Par ailleurs, le prononcé d’une astreinte définitive n’apparaît pas nécessaire et il convient de dire que :
l’astreinte relative à la communication de certains éléments sera fixée au montant de 100 euros par jour de retard et par document et courra passé un délai de 15 jours à compter du prononcé du jugement pendant une durée de deux mois,l’astreinte relative à la convocation des associés en assemblée générale sera fixée au montant de 100 euros par jour de retard et courra passé un délai de 15 jours à compter du prononcé du jugement pendant une durée de deux mois,l’astreinte relative au dépôt de certaines pièces auprès du greffe du tribunal de commerce sera fixée au montant de 100 euros par jour de retard et courra passé un délai de 15 jours à compter du prononcé du jugement pendant une durée de deux mois.
Cette astreinte sera prononcée selon les modalités prévues au dispositif.
Sur les demandes accessoires
En application de l’article 696 du code de procédure civile, M. [W] [C] qui succombe, sera condamné aux dépens.
Il serait inéquitable de laisser à la charge de M. [X] [Y] les frais exposés dans le cadre de la présente instance. Il convient de condamner M. [W] [C] à lui payer la somme de 1500 euros au titre de l’article 700 du code de procédure civile.

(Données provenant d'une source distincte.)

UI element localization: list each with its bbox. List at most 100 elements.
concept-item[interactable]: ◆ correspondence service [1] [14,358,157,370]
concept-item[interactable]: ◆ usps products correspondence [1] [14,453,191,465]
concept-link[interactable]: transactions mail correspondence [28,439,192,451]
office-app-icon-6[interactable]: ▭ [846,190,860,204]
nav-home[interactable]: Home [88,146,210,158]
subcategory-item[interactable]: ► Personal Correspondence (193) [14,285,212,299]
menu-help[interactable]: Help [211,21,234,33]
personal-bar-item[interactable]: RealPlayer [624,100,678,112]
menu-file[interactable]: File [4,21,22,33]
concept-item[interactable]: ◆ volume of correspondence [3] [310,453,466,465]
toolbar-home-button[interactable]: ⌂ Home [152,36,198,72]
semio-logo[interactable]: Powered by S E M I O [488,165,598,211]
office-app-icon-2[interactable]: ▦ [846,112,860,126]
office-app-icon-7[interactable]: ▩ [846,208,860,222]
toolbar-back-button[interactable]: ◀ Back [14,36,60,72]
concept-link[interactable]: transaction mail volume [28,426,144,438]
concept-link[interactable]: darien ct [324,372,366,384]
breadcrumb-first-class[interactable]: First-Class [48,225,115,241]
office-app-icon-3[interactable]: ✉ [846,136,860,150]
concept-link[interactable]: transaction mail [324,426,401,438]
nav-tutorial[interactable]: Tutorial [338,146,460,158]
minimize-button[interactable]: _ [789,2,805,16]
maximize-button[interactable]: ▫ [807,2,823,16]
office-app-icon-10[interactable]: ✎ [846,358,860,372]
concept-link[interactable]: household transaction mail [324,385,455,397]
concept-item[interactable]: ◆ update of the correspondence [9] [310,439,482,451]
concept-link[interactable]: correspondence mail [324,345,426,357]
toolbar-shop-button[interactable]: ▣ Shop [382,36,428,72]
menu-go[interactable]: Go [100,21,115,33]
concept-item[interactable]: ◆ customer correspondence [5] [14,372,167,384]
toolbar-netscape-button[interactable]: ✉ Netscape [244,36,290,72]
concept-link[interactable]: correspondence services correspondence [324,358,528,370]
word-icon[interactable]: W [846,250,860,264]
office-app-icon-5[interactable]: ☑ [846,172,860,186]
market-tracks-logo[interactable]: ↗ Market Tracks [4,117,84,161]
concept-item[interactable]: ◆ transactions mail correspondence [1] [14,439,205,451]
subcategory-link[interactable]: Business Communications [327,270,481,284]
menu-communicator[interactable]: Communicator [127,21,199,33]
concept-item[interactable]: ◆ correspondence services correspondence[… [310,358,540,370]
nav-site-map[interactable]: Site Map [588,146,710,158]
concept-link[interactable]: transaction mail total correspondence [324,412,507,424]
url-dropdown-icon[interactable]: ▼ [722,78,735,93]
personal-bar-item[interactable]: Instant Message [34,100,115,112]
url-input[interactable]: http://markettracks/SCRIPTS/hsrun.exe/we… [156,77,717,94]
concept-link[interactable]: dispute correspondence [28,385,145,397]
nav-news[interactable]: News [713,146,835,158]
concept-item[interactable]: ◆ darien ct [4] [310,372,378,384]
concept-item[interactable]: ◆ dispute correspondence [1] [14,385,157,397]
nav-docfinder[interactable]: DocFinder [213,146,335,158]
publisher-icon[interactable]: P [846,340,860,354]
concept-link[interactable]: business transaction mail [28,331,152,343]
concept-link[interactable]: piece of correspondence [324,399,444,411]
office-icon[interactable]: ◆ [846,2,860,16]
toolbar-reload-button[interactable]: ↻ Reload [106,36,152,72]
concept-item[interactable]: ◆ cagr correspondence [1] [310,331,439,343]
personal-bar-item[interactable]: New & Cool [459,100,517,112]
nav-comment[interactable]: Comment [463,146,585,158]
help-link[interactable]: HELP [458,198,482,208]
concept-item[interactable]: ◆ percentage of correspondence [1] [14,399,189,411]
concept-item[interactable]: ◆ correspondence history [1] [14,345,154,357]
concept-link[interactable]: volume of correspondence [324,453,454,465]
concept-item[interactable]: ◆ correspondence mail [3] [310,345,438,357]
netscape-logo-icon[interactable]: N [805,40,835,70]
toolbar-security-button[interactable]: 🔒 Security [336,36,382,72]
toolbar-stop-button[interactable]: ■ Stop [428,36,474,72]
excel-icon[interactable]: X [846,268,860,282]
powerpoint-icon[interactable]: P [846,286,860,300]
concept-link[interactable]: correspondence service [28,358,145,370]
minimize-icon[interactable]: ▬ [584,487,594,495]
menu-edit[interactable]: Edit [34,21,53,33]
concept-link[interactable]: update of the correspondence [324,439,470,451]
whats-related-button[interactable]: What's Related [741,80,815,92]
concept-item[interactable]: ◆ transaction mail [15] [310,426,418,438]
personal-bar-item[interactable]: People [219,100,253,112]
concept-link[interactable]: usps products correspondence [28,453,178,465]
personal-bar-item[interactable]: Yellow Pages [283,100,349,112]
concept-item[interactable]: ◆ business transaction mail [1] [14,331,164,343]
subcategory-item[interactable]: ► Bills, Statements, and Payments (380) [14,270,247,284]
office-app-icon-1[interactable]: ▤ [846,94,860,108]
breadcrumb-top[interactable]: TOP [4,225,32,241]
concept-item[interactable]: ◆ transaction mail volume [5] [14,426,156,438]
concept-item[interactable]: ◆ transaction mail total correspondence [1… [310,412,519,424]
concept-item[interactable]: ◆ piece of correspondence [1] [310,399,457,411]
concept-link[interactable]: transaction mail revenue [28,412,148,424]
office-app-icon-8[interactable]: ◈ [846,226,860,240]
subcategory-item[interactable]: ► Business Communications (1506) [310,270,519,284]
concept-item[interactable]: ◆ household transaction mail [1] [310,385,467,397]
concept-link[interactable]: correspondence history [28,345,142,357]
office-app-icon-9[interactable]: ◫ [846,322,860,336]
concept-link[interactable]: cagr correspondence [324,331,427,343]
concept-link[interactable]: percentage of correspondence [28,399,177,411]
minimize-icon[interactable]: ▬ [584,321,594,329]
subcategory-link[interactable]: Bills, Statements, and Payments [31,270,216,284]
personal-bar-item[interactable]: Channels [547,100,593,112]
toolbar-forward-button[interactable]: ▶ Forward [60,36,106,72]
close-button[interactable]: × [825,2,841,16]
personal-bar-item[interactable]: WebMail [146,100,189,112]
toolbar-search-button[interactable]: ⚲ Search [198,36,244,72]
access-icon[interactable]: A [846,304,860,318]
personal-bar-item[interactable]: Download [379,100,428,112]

La présente décision est exécutoire de droit à titre provisoire en vertu de l’article R. 121-21 du code des procédures civiles d’exécution.
PAR CES MOTIFS
La juge de l’exécution, statuant publiquement par mise à disposition au greffe, par jugement réputé contradictoire rendu en premier ressort :
LIQUIDE à la somme de 49 500 € les astreintes prononcées par l’ordonnance de référé du 13 juin 2024 ;
CONDAMNE M. [W] [C] à verser à ce titre à M. [X] [Y] la somme de 49 500 € au titre des astreintes liquidées ;
ASSORTIT l’obligation de communication de certains éléments ressortant de l’ordonnance de référé du 13 juin 2024 d’une astreinte provisoire de 100 € par jour de retard et par document, passé un délai de 15 jours à compter du prononcé du jugement pendant une durée de deux mois ;
ASSORTIT l’obligation de convocation en assemblée générale des associés de la société OGENES ressortant de l’ordonnance de référé du 13 juin 2024 d’une astreinte provisoire de 100 € par jour de retard, passé un délai de 15 jours à compter du prononcé du jugement pendant une durée de deux mois ;
ASSORTIT l’obligation de dépôt de certaines pièces ressortant de l’ordonnance de référé du 13 juin 2024 d’une astreinte provisoire de 1000 € par jour de retard, passé un délai de 15 jours à compter du prononcé du jugement pendant une durée de deux mois ;
REJETTE la demande de fixation d’une astreinte définitive à compter de la signification du présent jugement ;
CONDAMNE in solidum M. [W] [C] et la société OGENES à verser à M. [X] [Y] la somme de 1 500 € au titre de l’article 700 du code de procédure civile ;
CONDAMNE in solidum M. [W] [C] et la société OGENES aux dépens ;
RAPPELLE que la présente décision est exécutoire de droit à titre provisoire.